Personal information
- Full name: Stanley Hauser
- Date of birth: 20 July 1890
- Place of birth: Handsworth, Sheffield, England
- Date of death: 10 June 1958 (aged 67)
- Place of death: Handsworth, Birmingham, England
- Height: 5 ft 11+1⁄2 in (1.82 m)
- Position(s): Goalkeeper

Senior career*
- Years: Team / Apps / (Gls)
- Stockton
- Handsworth Oakhill
- 1913–1922: Small Heath / 31 / (0)
- Stourbridge
- Shrewsbury Town
- Netherton
- Cradley Heath St Luke's

International career
- 1914: England (amateur) / 2 / (0)

= Stan Hauser =

English footballer

Stanley Hauser (20 July 1890 – 10 June 1958) was an English footballer who made 31 appearances in the Football League playing for Birmingham as a goalkeeper. He appeared twice for England's amateur representative team.

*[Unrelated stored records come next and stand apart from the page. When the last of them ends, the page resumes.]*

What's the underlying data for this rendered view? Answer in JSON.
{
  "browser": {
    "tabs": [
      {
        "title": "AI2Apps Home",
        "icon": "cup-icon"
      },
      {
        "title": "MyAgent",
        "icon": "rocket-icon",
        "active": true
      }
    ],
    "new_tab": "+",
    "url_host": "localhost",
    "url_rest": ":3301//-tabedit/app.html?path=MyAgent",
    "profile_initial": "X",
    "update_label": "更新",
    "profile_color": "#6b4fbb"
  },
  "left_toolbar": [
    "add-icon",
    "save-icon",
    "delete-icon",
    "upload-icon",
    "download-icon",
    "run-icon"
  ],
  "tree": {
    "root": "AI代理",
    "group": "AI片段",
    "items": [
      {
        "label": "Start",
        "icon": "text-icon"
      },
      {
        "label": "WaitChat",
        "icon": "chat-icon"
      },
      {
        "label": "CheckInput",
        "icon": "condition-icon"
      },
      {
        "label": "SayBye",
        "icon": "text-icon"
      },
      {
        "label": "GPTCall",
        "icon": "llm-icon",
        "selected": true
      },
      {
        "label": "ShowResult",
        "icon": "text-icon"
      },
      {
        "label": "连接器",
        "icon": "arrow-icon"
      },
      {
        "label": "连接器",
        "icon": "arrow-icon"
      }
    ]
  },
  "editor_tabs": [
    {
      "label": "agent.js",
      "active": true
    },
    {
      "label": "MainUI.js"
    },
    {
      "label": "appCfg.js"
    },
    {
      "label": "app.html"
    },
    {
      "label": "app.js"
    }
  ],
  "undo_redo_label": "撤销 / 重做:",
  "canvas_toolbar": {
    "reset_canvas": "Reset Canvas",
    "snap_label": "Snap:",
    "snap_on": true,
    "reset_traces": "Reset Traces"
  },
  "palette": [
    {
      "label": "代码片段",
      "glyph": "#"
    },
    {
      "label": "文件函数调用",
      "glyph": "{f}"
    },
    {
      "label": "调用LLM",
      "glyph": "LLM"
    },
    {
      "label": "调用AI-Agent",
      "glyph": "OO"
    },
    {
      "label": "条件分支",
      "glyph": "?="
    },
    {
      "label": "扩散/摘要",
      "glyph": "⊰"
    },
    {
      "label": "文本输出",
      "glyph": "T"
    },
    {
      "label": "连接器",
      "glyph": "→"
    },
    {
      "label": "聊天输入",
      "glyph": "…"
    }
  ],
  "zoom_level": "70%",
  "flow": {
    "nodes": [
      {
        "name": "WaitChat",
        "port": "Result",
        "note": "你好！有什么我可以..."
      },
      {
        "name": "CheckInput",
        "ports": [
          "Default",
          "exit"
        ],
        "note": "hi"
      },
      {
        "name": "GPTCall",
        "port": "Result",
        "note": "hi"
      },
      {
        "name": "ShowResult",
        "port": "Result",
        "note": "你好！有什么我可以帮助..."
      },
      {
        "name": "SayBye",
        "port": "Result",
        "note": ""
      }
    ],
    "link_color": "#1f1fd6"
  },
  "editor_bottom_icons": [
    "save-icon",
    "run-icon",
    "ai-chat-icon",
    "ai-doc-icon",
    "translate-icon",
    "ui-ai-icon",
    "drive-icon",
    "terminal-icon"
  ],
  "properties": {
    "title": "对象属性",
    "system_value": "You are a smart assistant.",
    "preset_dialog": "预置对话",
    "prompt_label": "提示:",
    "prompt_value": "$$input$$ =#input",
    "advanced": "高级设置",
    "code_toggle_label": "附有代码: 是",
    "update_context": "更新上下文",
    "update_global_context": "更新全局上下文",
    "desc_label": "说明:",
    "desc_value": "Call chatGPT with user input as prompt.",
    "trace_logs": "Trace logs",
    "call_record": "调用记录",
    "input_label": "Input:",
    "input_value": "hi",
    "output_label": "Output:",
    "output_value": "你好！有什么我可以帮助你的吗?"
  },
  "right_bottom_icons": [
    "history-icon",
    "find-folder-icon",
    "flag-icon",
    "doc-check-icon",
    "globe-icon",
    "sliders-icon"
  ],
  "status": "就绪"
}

Hauser was born in Handsworth, South Yorkshire, now part of Sheffield. He worked in his family's shop, and played football in Birmingham's Early Closers League before joining Second Division club Birmingham in November 1913. Hauser made his debut on 27 December in a 5–1 defeat at Bradford, but kept his place for the rest of the 1913–14 season. William Robb remained ever-present in goal the following season, and Dan Tremelling did the same in the first season after the First World War, but Hauser deputised for Tremelling in a run of games in the latter part of the 1920–21 season, at the end of which Birmingham won the Second Division title. He played three times in the First Division before leaving to join Stourbridge in December 1922. He later played for Shrewsbury Town, Netherton and Cradley Heath St Luke's.

Hauser never turned professional. In 1914 he was capped twice for the England amateur team, playing in an 8–1 victory in Brussels against the Belgium national team and a 3–0 defeat to the Denmark national side in Copenhagen.

He died in Handsworth, Birmingham, in 1958 at the age of 67.